The World's Water: CARE Helps Make
the Most of Scarce Natural Resources

By Gretchen Hemes

(October 2000) -- Scarcity of one natural resource could directly affect everyone on Earth. That resource is water, something few living things can survive without. While the world's population is exploding, its water supply is not.

CARE class
A CARE class teaches Bangladeshi women more about the importance of sanitation and clean water.

As CARE's senior advisor on water and sanitation, Peter Lochery has traveled the globe addressing water issues. Lochery works with CARE staff and poor communities to find practical, long-term solutions to water management.

In testimony this month before the U.S. House Commerce Committee, Lochery says the situation is fast approaching crisis proportions in developing nations with high population growth and low or variable rainfall. These areas include nearly all of the Middle East and large parts of northern and southern Africa.

To underscore the scope of the worldwide dilemma, he points to these statistics:

  • More than 1 billion people do not have adequate access to safe drinking water.
  • Almost half the world's population - nearly 3 billion people - lack sufficient sanitation systems.
  • Water shortages, polluted water and poor sanitation kill more than 12 million people each year.
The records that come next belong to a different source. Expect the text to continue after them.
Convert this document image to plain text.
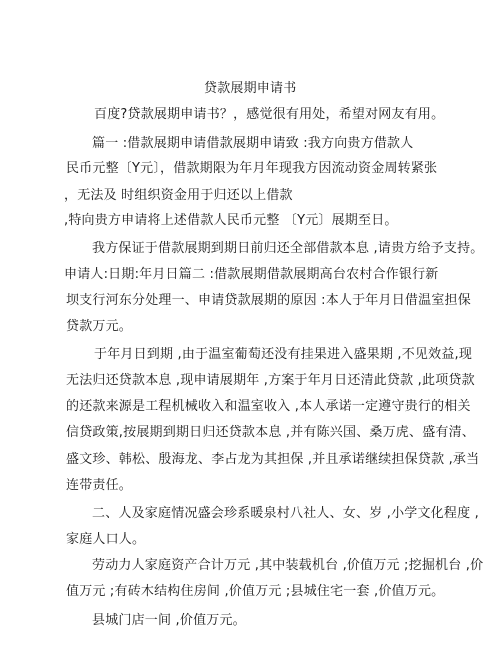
贷款展期申请书
百度?贷款展期申请书？，感觉很有用处，希望对网友有用。
篇一 :借款展期申请借款展期申请致 :我方向贵方借款人
民币元整〔Y元〕，借款期限为年月年现我方因流动资金周转紧张
，无法及 时组织资金用于归还以上借款
,特向贵方申请将上述借款人民币元整 〔Y元〕展期至日。
我方保证于借款展期到期日前归还全部借款本息 ,请贵方给予支持。
申请人:日期:年月日篇二 :借款展期借款展期高台农村合作银行新
坝支行河东分处理一、申请贷款展期的原因 :本人于年月日借温室担保
贷款万元。
于年月日到期 ,由于温室葡萄还没有挂果进入盛果期 ,不见效益,现
无法归还贷款本息 ,现申请展期年 ,方案于年月日还清此贷款 ,此项贷款
的还款来源是工程机械收入和温室收入 ,本人承诺一定遵守贵行的相关
信贷政策,按展期到期日归还贷款本息 ,并有陈兴国、桑万虎、盛有清、
盛文珍、韩松、殷海龙、李占龙为其担保 ,并且承诺继续担保贷款 ,承当
连带责任。
二、人及家庭情况盛会珍系暖泉村八社人、女、岁 ,小学文化程度 ,
家庭人口人。
劳动力人家庭资产合计万元 ,其中装载机台 ,价值万元 ;挖掘机台 ,价
值万元 ;有砖木结构住房间 ,价值万元 ;县城住宅一套 ,价值万元。
县城门店一间 ,价值万元。
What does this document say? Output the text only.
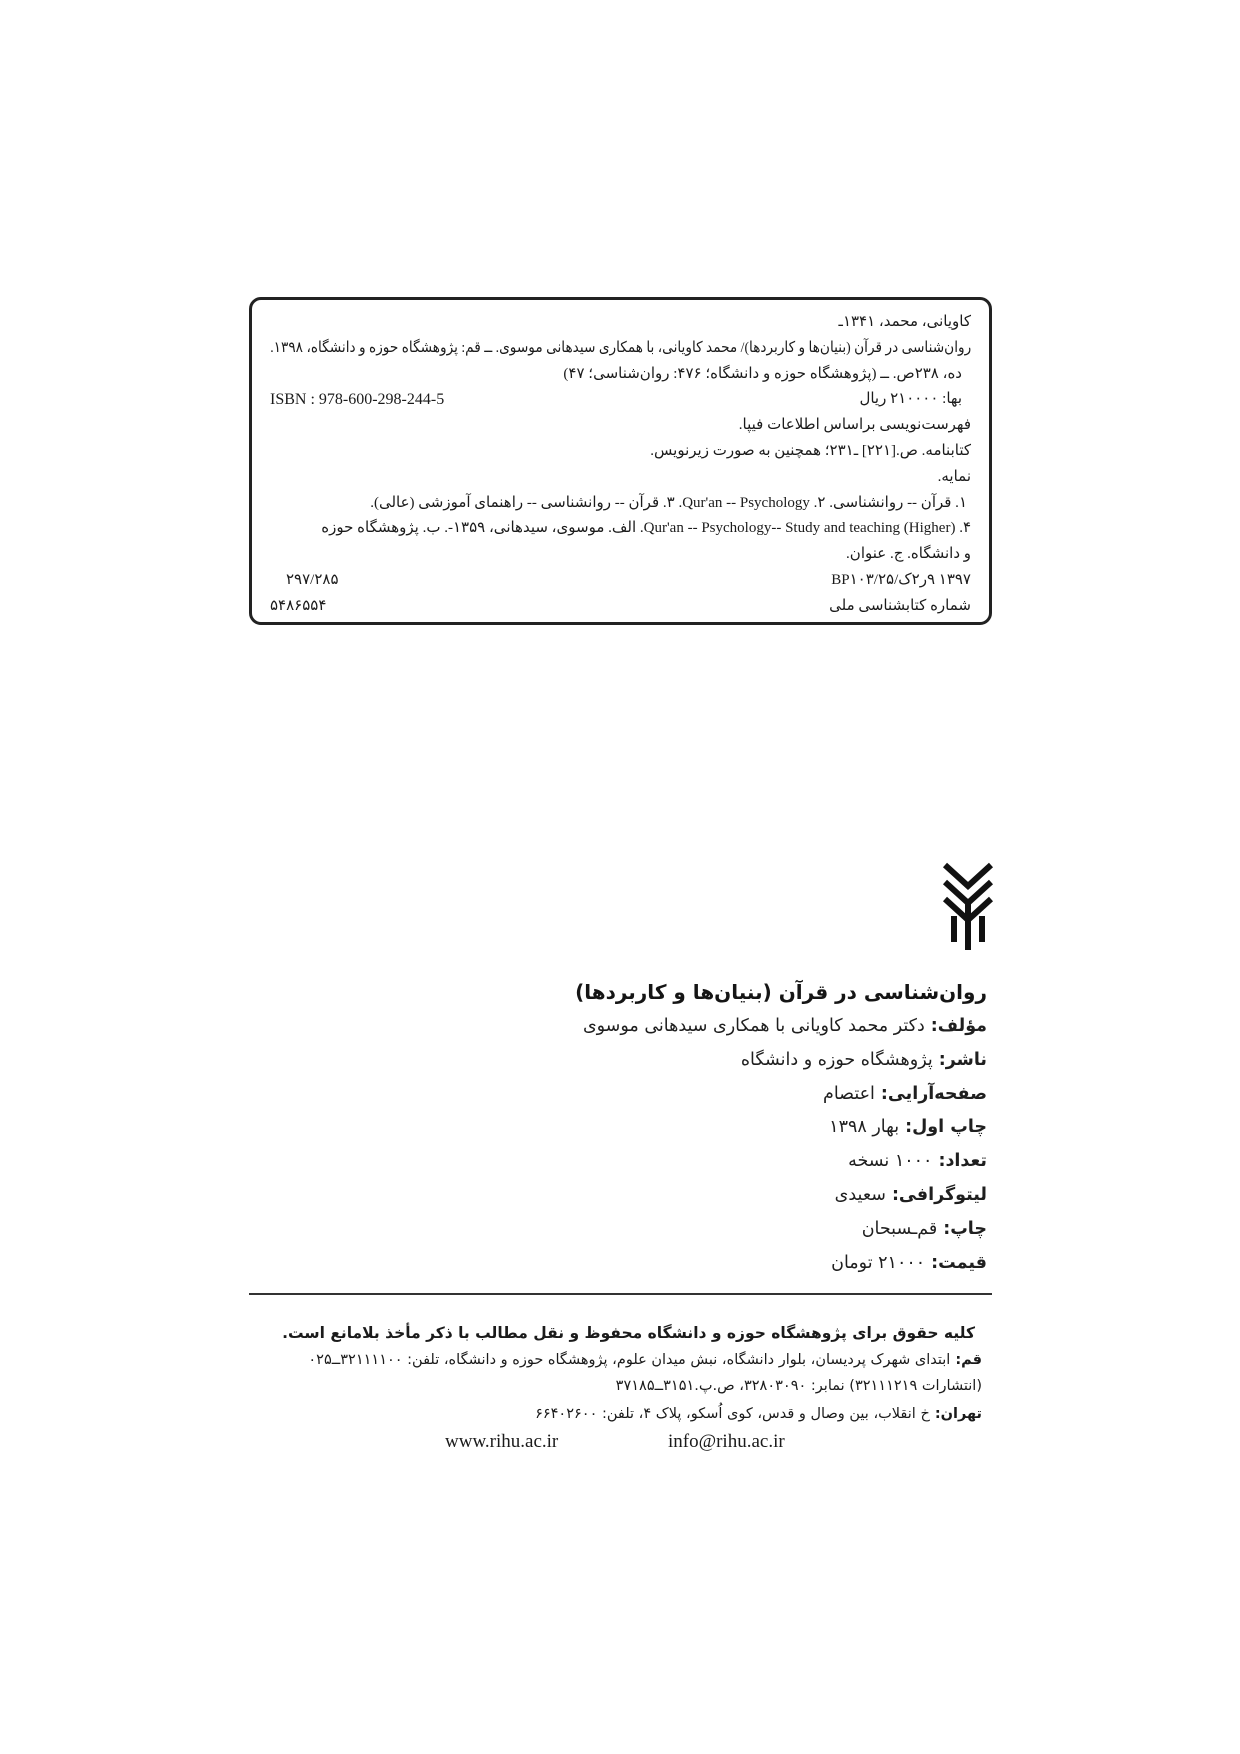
کاویانی، محمد، ۱۳۴۱ـ
روان‌شناسی در قرآن (بنیان‌ها و کاربردها)/ محمد کاویانی، با همکاری سیدهانی موسوی. ــ قم: پژوهشگاه حوزه و دانشگاه، ۱۳۹۸.
ده، ۲۳۸ص. ــ (پژوهشگاه حوزه و دانشگاه؛ ۴۷۶: روان‌شناسی؛ ۴۷)
بها: ۲۱۰۰۰۰ ریال
ISBN : 978-600-298-244-5
فهرست‌نویسی براساس اطلاعات فیپا.
کتابنامه. ص.[۲۲۱] ـ۲۳۱؛ همچنین به صورت زیرنویس.
نمایه.
۱. قرآن -- روانشناسی. ۲. Qur'an -- Psychology.‏ ۳. قرآن -- روانشناسی -- راهنمای آموزشی (عالی).
۴. Qur'an -- Psychology-- Study and teaching (Higher).‏ الف. موسوی، سیدهانی، ۱۳۵۹-. ب. پژوهشگاه حوزه
و دانشگاه. ج. عنوان.
BP۱۰۳/۲۵/ک۲ر۹ ۱۳۹۷
۲۹۷/۲۸۵
شماره کتابشناسی ملی
۵۴۸۶۵۵۴
روان‌شناسی در قرآن (بنیان‌ها و کاربردها)
مؤلف:دکتر محمد کاویانی با همکاری سیدهانی موسوی
ناشر:پژوهشگاه حوزه و دانشگاه
صفحه‌آرایی:اعتصام
چاپ اول:بهار ۱۳۹۸
تعداد:۱۰۰۰ نسخه
لیتوگرافی:سعیدی
چاپ:قم‌ـسبحان
قیمت:۲۱۰۰۰ تومان
کلیه حقوق برای پژوهشگاه حوزه و دانشگاه محفوظ و نقل مطالب با ذکر مأخذ بلامانع است.
قم:ابتدای شهرک پردیسان، بلوار دانشگاه، نبش میدان علوم، پژوهشگاه حوزه و دانشگاه، تلفن: ۳۲۱۱۱۱۰۰ــ۰۲۵
(انتشارات ۳۲۱۱۱۲۱۹) نمابر: ۳۲۸۰۳۰۹۰، ص.پ.۳۱۵۱ــ۳۷۱۸۵
تهران:خ انقلاب، بین وصال و قدس، کوی اُسکو، پلاک ۴، تلفن: ۶۶۴۰۲۶۰۰
www.rihu.ac.ir	info@rihu.ac.ir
- Population Information Program, Johns Hopkins University

Lochery
Lochery

These numbers illustrate why CARE works to maximize the benefits of access to water and sanitation, Lochery says.

CARE helps communities examine all their water needs - for drinking, sanitation, hygiene, agriculture and industry - then helps find ways to meet them. CARE believes the community should be setting the priorities from the beginning.

"One has to be humble when advising people with meager resources about water management, because they are already managing the water supply somehow," Lochery says. "They must be, they're surviving."

Water is a renewable, but finite resource. The amount of available fresh water on the planet has not changed significantly in thousands of years, Lochery says. What has changed significantly is the number of people who depend on that water. The continuing population explosion is the principle threat to sustainable water management.

The number of people managing extremely limited water resources is getting larger. As of 1998, 31 countries, accounting for more than 7 percent of the world's population, faced chronic water shortages. By 2025, 48 countries are expected to face such shortages, impacting 35 percent of the world's population, according to Population Information Program data.

wells built
Wells built with CARE's assistance help communities in Mozambique.

The question has been raised, could water crises lead to violent conflict?

"The consensus is, two friendly nations will not go to war over water," Lochery says. "Where nations have good relations, they will find a way to work out water issues. But where there is already discord between nations, then water scarcity will exacerbate the problem."

CARE's "big picture" approach to water management at the local level can help prevent and defuse such tensions by making the most of a scarce resource.

The AGUA Project in El Salvador is an example of what Lochery calls the "most important lesson learned during the last 25 years, the importance of putting people at the center and recognizing their right to affordable access to safe water and sanitation, and to make decisions about water management."

That means the community identifies the need, participates in the construction, protects the water system and watershed through pollution control and conservation, and pays for the service.

water reservoir
CARE staff members monitor progress on a water reservoir in El Salvador.

This last element, payment for use of water, is a key factor in the debate over water and sanitation services, says Lochery. In the past, governments or outside organizations provided nearly all of the installation costs and much of the operating costs. But over time, it was discovered that when water comes free, it is not respected or conserved, and there are insufficient funds for maintenance or improvements.

"Free service means no service," Lochery says.

Improved access to water has a variety of implications for a community, one of the most important being time. It is not unusual to have one family member spend six to eight hours each day collecting water, Lochery says. In a village of 30 families, that is about 77,000 hours dedicated annually to collecting water - time could be spent at school, caring for children, at a job or any other activity.

Additionally, CARE has found that better water management means better overall natural resources management.

"Water resource management requires soil conservation, forestry management and control of pollution from human and animal waste, agricultural runoff, industrial effluent and solid waste," says Lochery.

poured from well
Life's mainstay is poured from a well built in Mali with CARE's assistance.

CARE's approach to water and sanitation has been evolving for 43 years. In that time, CARE has reached an estimated 10 million people in more than 30 countries. There are currently 63 projects underway in 29 African, Asian and Latin American countries. CARE spent $29 million last year on water and sanitation programs.

"CARE's strength lies in working at the local level," Lochery says. "We are one of the growing number of organizations in the world developing models in communities that can be scaled up to the national and regional level. The real excitement is learning lessons in the field and seeing how the effects can be multiplied by sharing them with different people in different places."